Derek Thompson writing in The Atlantic

Formatting your Resume

Formats for Resumes:

1. Chronological
Possible Headings: Experience, Education, Activities and Skills (computer, language),

2. Functional or Skills
Possible Headings: Experience, Education, Skills (computer, language),

Professionnal experience

  • A resume should begin with the job candidate’s experience in the field in which they are applying, especially jobs, internships or work for student media or the college rather than the candidate’s education.

  • All experience that reflects the career goals, whether paid or unpaid.

  • Internships and assigned responsibilities.

  • Paid volunteer positions that reflect interests and skills, especially when it included a title.

Education

  • GPA if 3.5 or above

  • Coursework and papers can be highlighted as a special subsection under “Education.” For instance, one candidate was helped getting a position at CNN by taking Media Ethics and Media Law. For formal academic papers related to the field, include a one-sentence description of the length, focus, and scope of the paper or project. For instance, “Analyzed and compared journalistic styles in the Washington Post, Washingtonian magazine and Washington Business Journal.”

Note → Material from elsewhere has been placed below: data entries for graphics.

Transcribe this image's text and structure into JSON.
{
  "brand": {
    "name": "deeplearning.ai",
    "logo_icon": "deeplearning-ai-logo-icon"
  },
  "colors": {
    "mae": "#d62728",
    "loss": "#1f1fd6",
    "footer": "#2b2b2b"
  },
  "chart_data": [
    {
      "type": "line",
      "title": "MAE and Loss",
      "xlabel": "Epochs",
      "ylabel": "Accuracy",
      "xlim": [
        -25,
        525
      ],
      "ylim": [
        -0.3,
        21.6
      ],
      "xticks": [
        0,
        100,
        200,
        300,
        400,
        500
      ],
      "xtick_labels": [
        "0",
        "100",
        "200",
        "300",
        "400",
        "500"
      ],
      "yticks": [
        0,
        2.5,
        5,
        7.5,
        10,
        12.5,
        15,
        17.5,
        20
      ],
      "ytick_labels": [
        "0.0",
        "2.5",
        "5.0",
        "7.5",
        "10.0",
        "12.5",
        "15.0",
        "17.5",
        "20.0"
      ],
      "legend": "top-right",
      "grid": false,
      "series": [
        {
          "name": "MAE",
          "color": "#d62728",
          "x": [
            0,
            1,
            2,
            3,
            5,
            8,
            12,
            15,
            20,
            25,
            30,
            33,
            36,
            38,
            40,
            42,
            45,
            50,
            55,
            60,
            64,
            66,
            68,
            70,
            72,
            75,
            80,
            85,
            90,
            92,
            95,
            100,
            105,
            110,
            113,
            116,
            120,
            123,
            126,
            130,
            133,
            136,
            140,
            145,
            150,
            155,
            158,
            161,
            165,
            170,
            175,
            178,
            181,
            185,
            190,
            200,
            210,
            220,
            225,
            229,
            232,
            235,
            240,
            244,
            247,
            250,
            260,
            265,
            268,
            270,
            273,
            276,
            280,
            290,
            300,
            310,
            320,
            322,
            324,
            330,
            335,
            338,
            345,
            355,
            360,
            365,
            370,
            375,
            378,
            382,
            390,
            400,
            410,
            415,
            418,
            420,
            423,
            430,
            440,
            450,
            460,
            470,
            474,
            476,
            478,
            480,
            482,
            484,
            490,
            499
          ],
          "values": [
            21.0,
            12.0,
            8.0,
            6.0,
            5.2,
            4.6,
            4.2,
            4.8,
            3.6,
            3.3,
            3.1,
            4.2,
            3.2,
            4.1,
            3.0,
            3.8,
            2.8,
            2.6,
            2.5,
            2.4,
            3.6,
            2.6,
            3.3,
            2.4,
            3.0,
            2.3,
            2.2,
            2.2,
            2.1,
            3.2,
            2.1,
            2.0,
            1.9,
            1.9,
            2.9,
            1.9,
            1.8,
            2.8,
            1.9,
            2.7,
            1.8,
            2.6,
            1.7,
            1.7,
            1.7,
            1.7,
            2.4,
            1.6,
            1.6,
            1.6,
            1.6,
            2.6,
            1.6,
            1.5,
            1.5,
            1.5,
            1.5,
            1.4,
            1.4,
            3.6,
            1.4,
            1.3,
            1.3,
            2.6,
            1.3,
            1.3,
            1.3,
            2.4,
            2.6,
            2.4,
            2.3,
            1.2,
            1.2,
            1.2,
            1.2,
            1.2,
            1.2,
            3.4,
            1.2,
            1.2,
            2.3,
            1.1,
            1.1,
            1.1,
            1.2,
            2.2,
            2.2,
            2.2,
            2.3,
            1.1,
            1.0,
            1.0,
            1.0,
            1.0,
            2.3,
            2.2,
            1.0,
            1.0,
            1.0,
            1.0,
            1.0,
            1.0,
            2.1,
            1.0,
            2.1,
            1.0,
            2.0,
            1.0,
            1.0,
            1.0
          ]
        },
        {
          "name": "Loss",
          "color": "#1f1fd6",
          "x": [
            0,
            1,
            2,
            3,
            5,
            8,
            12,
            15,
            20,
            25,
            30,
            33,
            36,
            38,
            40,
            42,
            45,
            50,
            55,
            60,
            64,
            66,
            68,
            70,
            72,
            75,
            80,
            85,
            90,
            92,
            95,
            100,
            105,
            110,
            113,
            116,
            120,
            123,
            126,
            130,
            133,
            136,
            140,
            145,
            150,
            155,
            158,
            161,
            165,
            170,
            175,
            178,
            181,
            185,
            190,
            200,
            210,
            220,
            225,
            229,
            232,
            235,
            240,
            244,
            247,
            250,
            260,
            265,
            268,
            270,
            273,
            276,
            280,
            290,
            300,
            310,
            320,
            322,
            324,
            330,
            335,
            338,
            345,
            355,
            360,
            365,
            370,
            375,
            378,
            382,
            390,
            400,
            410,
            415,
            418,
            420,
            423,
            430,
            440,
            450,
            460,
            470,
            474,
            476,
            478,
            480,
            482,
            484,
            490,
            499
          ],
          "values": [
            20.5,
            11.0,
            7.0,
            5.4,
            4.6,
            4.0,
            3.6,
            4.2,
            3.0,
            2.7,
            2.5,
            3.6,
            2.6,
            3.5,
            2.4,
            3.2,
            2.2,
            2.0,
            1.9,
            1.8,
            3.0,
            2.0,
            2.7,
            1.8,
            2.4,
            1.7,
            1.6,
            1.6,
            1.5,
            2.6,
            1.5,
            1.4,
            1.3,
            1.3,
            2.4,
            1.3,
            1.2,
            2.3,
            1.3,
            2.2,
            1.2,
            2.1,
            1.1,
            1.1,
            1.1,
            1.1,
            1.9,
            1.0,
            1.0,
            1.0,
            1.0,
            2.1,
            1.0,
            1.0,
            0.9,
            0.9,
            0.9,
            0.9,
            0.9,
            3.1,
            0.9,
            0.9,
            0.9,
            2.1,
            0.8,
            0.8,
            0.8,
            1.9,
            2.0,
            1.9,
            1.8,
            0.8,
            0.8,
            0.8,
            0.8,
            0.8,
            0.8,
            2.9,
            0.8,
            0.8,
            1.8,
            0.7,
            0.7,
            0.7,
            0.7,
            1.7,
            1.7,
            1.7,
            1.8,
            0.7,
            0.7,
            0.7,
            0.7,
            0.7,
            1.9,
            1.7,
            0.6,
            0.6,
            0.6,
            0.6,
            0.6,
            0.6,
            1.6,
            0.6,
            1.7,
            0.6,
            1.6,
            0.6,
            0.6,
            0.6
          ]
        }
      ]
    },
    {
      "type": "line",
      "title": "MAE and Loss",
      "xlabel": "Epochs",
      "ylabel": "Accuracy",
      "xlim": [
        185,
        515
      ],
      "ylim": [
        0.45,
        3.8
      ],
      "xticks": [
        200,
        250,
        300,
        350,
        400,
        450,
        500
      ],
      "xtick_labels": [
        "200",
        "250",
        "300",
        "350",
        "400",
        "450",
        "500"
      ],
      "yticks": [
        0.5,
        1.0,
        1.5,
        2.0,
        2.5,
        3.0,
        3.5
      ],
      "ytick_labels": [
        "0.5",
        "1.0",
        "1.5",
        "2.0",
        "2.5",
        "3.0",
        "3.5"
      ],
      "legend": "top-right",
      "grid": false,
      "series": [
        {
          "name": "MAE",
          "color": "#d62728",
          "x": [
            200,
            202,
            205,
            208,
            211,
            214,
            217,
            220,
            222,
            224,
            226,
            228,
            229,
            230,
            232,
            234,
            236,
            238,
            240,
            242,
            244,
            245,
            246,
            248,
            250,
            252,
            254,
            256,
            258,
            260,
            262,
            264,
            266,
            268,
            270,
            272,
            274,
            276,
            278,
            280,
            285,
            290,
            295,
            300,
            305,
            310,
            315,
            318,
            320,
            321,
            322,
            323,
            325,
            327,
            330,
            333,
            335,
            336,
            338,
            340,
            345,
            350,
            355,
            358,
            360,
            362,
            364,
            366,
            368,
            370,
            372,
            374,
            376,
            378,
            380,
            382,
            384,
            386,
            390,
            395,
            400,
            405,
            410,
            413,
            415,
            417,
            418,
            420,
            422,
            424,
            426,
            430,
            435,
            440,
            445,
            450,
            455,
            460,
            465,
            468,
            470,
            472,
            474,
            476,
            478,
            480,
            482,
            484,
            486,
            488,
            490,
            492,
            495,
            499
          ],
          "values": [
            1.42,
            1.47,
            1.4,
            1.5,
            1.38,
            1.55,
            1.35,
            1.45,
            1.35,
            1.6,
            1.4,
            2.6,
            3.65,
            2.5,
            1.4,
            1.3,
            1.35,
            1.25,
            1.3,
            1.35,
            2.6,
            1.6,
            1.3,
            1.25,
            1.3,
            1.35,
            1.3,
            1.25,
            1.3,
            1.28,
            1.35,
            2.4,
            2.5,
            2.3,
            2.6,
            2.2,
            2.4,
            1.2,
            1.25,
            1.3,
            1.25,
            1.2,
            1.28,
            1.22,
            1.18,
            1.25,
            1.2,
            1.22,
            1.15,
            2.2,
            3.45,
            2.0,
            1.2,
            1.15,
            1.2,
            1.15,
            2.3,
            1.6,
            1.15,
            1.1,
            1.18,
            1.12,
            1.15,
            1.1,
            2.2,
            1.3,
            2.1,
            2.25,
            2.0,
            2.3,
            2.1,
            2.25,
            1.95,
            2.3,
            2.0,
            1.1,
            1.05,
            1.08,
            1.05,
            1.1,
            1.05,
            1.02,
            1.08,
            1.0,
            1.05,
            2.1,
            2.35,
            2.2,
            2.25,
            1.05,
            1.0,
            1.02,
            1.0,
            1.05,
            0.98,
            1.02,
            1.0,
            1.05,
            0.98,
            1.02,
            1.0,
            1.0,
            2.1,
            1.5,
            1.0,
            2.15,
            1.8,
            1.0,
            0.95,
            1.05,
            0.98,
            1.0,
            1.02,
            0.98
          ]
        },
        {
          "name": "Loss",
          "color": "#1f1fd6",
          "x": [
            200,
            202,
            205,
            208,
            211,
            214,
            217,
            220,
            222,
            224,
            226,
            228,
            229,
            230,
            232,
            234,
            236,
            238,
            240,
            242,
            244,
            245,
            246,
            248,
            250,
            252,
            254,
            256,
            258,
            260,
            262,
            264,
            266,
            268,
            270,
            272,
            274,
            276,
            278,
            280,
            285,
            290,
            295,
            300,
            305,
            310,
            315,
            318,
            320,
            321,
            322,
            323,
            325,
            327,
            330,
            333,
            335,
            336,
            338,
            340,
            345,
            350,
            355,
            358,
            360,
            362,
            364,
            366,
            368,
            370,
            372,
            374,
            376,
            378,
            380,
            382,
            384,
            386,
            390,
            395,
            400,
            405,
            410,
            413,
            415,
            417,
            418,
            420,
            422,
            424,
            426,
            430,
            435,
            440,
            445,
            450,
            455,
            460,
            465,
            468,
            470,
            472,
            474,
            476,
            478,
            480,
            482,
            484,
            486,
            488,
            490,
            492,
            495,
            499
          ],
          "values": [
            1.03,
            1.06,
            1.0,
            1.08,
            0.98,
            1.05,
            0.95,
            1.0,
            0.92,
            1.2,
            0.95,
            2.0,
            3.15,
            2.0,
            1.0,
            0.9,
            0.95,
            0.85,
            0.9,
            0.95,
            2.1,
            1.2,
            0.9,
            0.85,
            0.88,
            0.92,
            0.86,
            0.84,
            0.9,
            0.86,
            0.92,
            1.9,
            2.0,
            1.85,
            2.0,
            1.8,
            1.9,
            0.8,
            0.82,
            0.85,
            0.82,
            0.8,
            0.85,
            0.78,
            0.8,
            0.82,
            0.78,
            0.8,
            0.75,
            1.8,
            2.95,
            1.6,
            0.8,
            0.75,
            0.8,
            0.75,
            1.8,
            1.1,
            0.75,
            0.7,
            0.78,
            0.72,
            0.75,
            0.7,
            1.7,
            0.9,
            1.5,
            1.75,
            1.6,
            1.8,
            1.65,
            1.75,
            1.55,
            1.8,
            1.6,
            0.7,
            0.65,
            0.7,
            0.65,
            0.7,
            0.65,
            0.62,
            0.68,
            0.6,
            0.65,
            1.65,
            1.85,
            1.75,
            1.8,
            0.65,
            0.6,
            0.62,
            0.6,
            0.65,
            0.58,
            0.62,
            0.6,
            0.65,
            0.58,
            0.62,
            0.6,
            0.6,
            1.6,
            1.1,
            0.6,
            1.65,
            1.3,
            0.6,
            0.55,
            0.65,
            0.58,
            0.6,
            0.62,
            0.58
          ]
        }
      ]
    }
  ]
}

  • Awards and scholarships including the Dean’s List, etc.

  • If your education was self-financed or you paid a large percentage of your college expenses.

  • Conferences or special meetings you've attended having to do with the area of the job for which you are applying.

  • If you worked while attending college.

International Experience

International experience, including semesters abroad and other significant travel. Living in another country or having spent time overseas, shows a broad range of life history, the ability to adapt and experience with diverse groups.

Skills

A list of computer programs you are proficient using that are not assumed. For instance, an ability to use Microsoft Word or Google Docs would be assumed but not experience with Adobe Premiere Pro.

Activities (or interests)

If you have any odd skills or abilities, you might consider adding them under "interests" or a similar title. For instance, winning a chess tournament. While it might not directly relate to the job, including it suggests the candidate is smart, has diverse interests and self-displiined.

References

The cliché "references available upon request" is not worth including. If they want references, they will ask. Just be ready to present them. Including a list of references will take up vital real estate on resume, especially when it's just one page. Besides, when you are asked for references, it's an alert that you are truly being considered in the final batch for hire. Otherwise, you might not know that you are under serious consideration or a finalist.

If you decide to include references, make a courtesy call and ask each person for permission to use them as a reference. Tell them who might be calling and which of your skills you’d like them to emphasize. Include their relationship to you, such as “former supervisor.” It’s good to have a letter of recommendation on file in case you are asked by prospective employers to provide them on short notice.